Il governo austriaco ha predisposto la chiusura di ben sette moschee di Vienna, e avrebbe intenzione di espellere alcuni imam che sarebbero stati sovvenzionati da altri Paesi. Al contempo, circa 40 capi religiosi appartenenti alla Atib (Unione turco-islamica per la collaborazione culturale e sociale in Austria) potrebbero perdere i rispettivi permessi di soggiorno.

Sebastian Kurz, leader del Partito Popolare Austriaco, e Herbert Kickl, ministro degli Interni, hanno spiegato che non ci sarebbero motivazioni razziali o religiosi dietro queste decisioni, bensì la violazione di una disposizione legislativa del 2015 sull'Islam, che vieta alle comunità religiose di ricevere finanziamenti esteri.

Il caso della rievocazione della battaglia di Gallipoli

I problemi tra il governo di Vienna e la comunità islamica locale erano già emersi ad aprile, quando erano stati diffusi alcuni video e foto riguardanti una recita di bambini all'interno di una delle moschee gestite dall'Atib. La rappresentazione scenica, infatti, era una rievocazione storica della celebre e lunga battaglia di Gallipoli, avvenuta nel pieno della prima guerra mondiale, e divenuta famosa come una delle peggiori sconfitte militari della Triplice Intesa, durante la quale persero la vita oltre 130mila soldati.

Nel corso della celebrazione, diversi bambini e bambine avevano indossato uniformi militari, o avevano interpretato le donne che salutavano i rispettivi mariti, figli e compagni che le stavano lasciando per andare in battaglia.

Altri, invece, avevano finto di essere morti, sdraiati a terra e coperti dalla bandiera turca. Numerosi erano stati i filmati e le immagini diffusi sul web, riportati anche da giornali e riviste.
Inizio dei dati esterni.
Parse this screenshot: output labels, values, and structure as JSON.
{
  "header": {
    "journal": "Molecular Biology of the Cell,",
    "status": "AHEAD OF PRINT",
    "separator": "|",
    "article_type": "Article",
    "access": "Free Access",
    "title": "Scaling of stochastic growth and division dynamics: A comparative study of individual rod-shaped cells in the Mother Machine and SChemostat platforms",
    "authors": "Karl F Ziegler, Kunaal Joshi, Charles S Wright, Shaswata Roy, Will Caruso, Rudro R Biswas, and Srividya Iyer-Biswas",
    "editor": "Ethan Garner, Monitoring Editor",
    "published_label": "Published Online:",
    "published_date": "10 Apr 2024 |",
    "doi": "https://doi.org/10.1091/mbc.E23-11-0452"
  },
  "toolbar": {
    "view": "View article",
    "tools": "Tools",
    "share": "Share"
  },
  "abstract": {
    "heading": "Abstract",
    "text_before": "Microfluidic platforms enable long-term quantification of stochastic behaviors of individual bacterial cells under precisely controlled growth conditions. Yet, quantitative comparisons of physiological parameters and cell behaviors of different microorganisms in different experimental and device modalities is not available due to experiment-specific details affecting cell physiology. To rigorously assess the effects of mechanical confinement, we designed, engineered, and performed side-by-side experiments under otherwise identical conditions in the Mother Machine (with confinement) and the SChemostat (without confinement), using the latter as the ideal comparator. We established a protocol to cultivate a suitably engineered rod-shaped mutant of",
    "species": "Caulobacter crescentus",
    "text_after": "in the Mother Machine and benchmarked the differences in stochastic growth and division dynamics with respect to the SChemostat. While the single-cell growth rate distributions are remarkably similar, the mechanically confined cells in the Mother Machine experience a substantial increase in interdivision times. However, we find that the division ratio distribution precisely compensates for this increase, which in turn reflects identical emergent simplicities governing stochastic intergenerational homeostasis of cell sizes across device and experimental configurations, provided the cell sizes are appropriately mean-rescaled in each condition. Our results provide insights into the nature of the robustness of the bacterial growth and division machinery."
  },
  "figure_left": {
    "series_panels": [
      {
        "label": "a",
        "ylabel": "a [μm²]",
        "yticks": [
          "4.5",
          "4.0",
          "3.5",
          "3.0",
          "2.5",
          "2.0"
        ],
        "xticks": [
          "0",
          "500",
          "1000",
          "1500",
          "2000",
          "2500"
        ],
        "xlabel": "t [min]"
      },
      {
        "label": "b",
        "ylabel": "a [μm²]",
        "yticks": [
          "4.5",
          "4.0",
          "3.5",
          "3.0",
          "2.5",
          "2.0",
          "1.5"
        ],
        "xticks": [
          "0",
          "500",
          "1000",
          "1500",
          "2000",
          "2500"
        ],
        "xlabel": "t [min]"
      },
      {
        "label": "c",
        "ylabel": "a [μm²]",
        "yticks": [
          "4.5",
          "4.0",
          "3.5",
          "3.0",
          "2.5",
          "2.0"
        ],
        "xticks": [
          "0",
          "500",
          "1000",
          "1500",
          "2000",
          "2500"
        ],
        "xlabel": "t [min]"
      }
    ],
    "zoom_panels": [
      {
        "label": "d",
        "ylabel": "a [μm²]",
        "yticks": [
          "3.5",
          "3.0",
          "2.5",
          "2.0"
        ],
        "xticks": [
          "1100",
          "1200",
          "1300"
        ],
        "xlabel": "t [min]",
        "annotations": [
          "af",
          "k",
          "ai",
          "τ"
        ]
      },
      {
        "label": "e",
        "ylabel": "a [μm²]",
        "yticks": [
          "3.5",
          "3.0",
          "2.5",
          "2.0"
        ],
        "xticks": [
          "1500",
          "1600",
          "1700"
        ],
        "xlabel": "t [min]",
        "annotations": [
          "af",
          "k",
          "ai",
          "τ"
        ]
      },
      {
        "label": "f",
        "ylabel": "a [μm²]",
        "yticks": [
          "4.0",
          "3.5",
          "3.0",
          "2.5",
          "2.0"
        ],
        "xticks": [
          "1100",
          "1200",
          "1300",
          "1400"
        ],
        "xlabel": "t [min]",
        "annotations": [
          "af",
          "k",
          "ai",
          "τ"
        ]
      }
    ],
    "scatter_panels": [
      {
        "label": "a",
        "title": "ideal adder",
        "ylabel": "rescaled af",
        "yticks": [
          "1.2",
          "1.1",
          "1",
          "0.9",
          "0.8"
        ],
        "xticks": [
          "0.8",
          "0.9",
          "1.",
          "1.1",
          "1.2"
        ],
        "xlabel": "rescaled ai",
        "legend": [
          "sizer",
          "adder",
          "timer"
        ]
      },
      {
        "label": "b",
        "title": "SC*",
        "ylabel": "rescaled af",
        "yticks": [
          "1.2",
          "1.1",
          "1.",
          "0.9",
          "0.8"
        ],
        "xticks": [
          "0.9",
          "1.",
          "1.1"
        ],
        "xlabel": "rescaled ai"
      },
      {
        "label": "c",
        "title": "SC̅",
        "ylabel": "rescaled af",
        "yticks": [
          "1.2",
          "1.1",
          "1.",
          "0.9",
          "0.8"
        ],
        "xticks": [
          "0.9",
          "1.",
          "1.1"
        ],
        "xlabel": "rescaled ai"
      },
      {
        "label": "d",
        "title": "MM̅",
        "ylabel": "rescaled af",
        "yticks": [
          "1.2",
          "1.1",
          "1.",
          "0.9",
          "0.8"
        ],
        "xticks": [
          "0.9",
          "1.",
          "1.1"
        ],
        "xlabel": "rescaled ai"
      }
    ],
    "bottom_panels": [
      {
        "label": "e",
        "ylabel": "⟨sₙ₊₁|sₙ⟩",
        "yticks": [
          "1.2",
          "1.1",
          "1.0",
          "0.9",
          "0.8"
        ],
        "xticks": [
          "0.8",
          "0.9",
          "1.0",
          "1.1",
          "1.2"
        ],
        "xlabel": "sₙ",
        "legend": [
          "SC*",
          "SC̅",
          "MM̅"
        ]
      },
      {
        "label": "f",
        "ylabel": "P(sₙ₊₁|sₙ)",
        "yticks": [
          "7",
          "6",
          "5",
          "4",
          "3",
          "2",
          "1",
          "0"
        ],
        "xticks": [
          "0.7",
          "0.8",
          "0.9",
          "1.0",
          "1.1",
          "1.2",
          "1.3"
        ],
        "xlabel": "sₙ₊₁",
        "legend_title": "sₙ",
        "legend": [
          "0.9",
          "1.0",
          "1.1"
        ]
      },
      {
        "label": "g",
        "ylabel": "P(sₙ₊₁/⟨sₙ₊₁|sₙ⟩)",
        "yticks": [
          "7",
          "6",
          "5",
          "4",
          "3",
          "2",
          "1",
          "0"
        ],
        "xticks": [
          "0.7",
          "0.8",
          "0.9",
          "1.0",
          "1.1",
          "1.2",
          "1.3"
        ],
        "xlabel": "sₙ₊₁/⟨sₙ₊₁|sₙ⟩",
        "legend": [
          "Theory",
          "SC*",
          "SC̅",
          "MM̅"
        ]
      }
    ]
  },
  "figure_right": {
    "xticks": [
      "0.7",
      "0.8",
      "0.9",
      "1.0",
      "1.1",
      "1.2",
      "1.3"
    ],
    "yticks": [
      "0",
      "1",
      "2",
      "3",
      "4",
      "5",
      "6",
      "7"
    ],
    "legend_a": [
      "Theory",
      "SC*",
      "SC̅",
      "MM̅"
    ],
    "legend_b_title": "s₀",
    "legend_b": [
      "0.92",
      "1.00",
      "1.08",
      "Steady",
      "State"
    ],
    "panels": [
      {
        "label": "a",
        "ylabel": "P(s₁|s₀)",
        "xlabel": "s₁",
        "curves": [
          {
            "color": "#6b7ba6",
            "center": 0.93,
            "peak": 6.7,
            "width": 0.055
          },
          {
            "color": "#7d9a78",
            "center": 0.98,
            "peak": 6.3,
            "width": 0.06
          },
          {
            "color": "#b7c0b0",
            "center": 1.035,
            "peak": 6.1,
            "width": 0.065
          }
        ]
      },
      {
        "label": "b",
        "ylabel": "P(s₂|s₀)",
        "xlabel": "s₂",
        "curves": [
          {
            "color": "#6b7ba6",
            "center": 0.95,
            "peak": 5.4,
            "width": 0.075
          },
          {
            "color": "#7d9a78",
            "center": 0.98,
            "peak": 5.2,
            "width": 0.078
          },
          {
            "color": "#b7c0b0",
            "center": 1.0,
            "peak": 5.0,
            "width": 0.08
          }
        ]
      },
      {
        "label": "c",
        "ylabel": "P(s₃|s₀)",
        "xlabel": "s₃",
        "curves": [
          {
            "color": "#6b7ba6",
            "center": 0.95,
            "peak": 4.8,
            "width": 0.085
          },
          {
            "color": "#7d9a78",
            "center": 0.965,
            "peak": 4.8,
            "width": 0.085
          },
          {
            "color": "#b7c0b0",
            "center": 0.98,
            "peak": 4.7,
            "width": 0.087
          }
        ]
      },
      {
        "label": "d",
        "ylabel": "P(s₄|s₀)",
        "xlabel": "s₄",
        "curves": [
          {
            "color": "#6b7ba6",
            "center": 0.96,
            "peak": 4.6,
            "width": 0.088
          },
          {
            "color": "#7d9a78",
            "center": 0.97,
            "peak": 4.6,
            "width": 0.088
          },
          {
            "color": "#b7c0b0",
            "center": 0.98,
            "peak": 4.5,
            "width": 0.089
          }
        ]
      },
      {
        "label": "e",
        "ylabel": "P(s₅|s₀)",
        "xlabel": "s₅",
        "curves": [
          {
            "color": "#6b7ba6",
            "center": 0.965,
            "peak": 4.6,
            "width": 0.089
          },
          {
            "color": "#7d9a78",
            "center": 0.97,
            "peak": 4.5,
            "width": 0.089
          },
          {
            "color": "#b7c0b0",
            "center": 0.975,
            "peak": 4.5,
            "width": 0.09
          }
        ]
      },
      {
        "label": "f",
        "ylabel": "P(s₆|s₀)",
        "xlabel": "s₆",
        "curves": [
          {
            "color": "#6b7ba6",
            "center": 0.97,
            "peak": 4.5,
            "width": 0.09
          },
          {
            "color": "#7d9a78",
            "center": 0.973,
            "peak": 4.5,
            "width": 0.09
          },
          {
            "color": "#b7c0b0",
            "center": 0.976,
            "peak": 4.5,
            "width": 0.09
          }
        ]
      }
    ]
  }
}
Nonostante la presa di distanza da parte dell’Unione islamico-turca d'Austria, non si riuscì ad evitare polemiche e accuse reciproche.

Le reazioni di Turchia e Italia

La decisione di chiudere ben sette moschee non è affatto piaciuta al governo turco, che fin da subito ha espresso la sua disapprovazione ed il suo sconcerto, parlando non solo di violazione dei fondamenti della legalità internazionale, ma anche di negazione delle politiche di integrazione in una società multietnica e dei diritti delle minoranze etniche.

Ibrahim Kalin, portavoce del presidente turco Erdogan, ha parlato di normalizzazione di islamofobia e razzismo, una pericolosa tendenza che, a suo avviso, si starebbe diffondendo in Austria. Inoltre ha puntato il dito verso il governo, sostenendo che punterebbe a trarre vantaggi in campo politico attaccando le comunità musulmane.

Di opinione differente sembra, invece, il neo ministro degli Interni italiano Matteo Salvini, il quale ha auspicato un incontro con il corrispettivo austriaco per confrontarsi sulle strategie da mettere in atto. In un tweet, il leader leghista si è detto favorevole alla libertà di culto, specificando però che tutti coloro che utilizzano la propria fede religiosa per mettere a rischio la sicurezza interna, andrebbero subito allontanati.